Deep-Learning-Based Optimization of Brine Extraction Well Placement for Safe Geological Carbon Storage

Development of a deep learning model for the prediction of the optimality of brine extraction well locations

Rapid optimization of brine extraction well placement for mitigation of reservoir pressure buildups



Professor Hoonyoung Jeong has been researched safe and efficient geological carbon storage (GCS) in the Department of Energy Resources Engineering. Prof. Jeong mainly shows interest in geological modeling, numerical simulation of subsurface fluid flow, and optimization of CO2 injection for safe and efficient GCS.
Geological carbon storage is one of the key technologies for reducing carbon emissions. In GCS projects, it is critical to store injected CO2 safely in target rock formations for hundreds of years. However, CO2 injection into subsurface rock formations causes reservoir pressure buildup. The excessive reservoir pressure buildup may lead to serious safety issues such as induced seismicity, caprock damage, fault slip, and leakage of formation brine and injected CO2. To successfully achieve long-term carbon storage, reservoir pressure management remains one of the most important factors. Extracting pre-existing formation brine from a brine extraction well may mitigate reservoir pressure buildup. The placement of a brine extraction well significantly affects the performance of brine extraction in heterogeneous reservoirs; too close or too far placement of the brine extraction well, respectively, results in early CO2 breakthrough and insignificant pressure mitigation. The location of the brine extraction well should be determined carefully since the offshore drilling cost is likely to be tens of millions of dollars. Nevertheless, optimizing a brine extraction well location is computationally costly, as it requires many reservoir simulations run.
Prof. Jeong has developed an efficient deep-learning-based surrogate model that quickly finds the optimal location of a brine extraction well. Figure 1 shows the deep model structure of the proposed method. The input data of the deep learning model structure are a brine well location and a time of flight (TOF) map for the brine well locations, which represents the hydraulic connectivity from the brine extraction well location. The hydraulic connectivity from the brine extraction well location affects the optimality of a brine extraction well location, thus requiring the TOF map data. The net present value (NPV), which is calculated using the tax credit for CO2 injection and the cost for brine extraction, becomes the output data of the learning model structure. The deep learning model structure consists of convolution neural layers, pooling layers, and a fully connected neural network.
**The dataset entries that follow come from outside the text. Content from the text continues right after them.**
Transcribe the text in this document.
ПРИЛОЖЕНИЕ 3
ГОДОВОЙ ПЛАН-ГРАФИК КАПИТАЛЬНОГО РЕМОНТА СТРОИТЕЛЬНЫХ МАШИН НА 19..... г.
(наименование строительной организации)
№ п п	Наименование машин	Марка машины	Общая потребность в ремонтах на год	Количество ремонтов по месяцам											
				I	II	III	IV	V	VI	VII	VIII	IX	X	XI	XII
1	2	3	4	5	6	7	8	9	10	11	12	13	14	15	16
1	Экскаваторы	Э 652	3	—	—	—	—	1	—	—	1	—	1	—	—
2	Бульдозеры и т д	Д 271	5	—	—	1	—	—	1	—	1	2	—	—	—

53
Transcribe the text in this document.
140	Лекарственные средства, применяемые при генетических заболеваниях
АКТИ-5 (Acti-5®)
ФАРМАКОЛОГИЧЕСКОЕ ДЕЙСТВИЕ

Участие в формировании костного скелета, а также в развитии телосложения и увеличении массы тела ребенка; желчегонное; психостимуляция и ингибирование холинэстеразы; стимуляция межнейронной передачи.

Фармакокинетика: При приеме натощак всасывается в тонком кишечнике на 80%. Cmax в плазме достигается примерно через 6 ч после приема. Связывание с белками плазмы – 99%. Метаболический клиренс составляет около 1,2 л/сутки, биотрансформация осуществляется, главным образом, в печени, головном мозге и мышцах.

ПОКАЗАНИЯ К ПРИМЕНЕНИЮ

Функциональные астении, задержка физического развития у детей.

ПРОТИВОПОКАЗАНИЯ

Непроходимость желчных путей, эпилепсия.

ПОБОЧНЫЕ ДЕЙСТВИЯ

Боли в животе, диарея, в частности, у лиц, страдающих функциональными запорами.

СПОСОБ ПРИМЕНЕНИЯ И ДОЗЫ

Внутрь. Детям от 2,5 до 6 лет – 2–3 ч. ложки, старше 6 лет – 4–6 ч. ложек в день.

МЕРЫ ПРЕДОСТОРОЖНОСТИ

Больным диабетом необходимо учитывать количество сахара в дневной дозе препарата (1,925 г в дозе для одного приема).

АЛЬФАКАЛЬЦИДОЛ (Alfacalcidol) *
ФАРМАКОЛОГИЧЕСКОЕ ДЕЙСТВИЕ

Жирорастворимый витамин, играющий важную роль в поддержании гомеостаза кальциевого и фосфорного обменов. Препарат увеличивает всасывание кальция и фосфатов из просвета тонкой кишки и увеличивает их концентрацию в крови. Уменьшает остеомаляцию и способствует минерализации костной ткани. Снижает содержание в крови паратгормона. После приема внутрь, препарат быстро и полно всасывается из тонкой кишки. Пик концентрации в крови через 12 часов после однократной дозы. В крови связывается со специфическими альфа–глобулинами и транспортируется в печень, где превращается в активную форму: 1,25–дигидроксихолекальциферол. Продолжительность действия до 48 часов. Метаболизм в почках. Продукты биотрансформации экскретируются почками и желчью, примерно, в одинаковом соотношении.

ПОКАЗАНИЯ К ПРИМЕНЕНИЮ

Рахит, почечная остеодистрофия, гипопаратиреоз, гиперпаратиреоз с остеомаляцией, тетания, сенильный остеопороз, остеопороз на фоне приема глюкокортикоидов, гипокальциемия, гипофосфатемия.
Figure 1 Deep learning model structure of the proposed method

The CO2 storage site in the Pohang basin located in the East sea of Korea, shown in Figure 2, utilizes this proposed method. By using a reservoir simulator, researchers obtained a training data set, which is a set of brine extraction well locations and corresponding NPVs. The coefficient of determination between actual and predicted NPVs was 0.87 for the test data. Researchers achieved this high prediction performance of the proposed method by training the deep learning model using only 10% of the whole location candidates.

Figure 2 Pohang basin model

This method may assist in finding the optimal location of a brine extraction well rapidly and efficiently for mitigating reservoir pressure buildups which incur safety issues in geological carbon storage. Prof. Jeong is currently working on robust optimization for multiple geological models using the proposed method. He expects the developed method to save the computational cost of the robust optimization significantly. Prof. Jeong is also working on the optimization of CO2 injection and transport plans for safe and efficient CO2 storage and transport.
References

- Yun, H. and Jeong, H., 2021, Deep-learning-based surrogate model for brine extraction well placement for geological carbon storage, 13th Annual Meeting, InterPore2021.

- Jeong, H., Sun, A.Y., Jeon, J., Min, B., Jeong, D., 2020. Efficient Ensemble-Based Stochastic Gradient Methods for Optimization Under Geological Uncertainty. Front. Earth Sci. 8, 108.
https://doi.org/10.3389/feart.2020.00108
- Jeong, H., Sun, A.Y., Zhang, X., 2018. Cost-optimal design of pressure-based monitoring networks for carbon sequestration projects, with consideration of geological uncertainty. Int. J. Greenh. Gas Control 71, 278–292.
https://doi.org/10.1016/j.ijggc.2018.02.014
- Ren, B., Jeong, H., 2018. Influence of injection strategies on local capillary trapping during geological carbon sequestration in saline aquifers. J. CO2 Util. 27, 441–449.
https://doi.org/10.1016/J.JCOU.2018.08.021
- Jeong, H., Srinivasan, S., 2016. Fast assessment of CO2 plume characteristics using a connectivity based proxy. Int. J. Greenh. Gas Control 49, 387–412.
https://doi.org/10.1016/j.ijggc.2016.03.001
- Jeong, H., Srinivasan, S., Bryant, S., 2013. Uncertainty Quantification of CO2 Plume Migration Using Static Connectivity of Geologic Features. Energy Procedia 37, 3771–3779.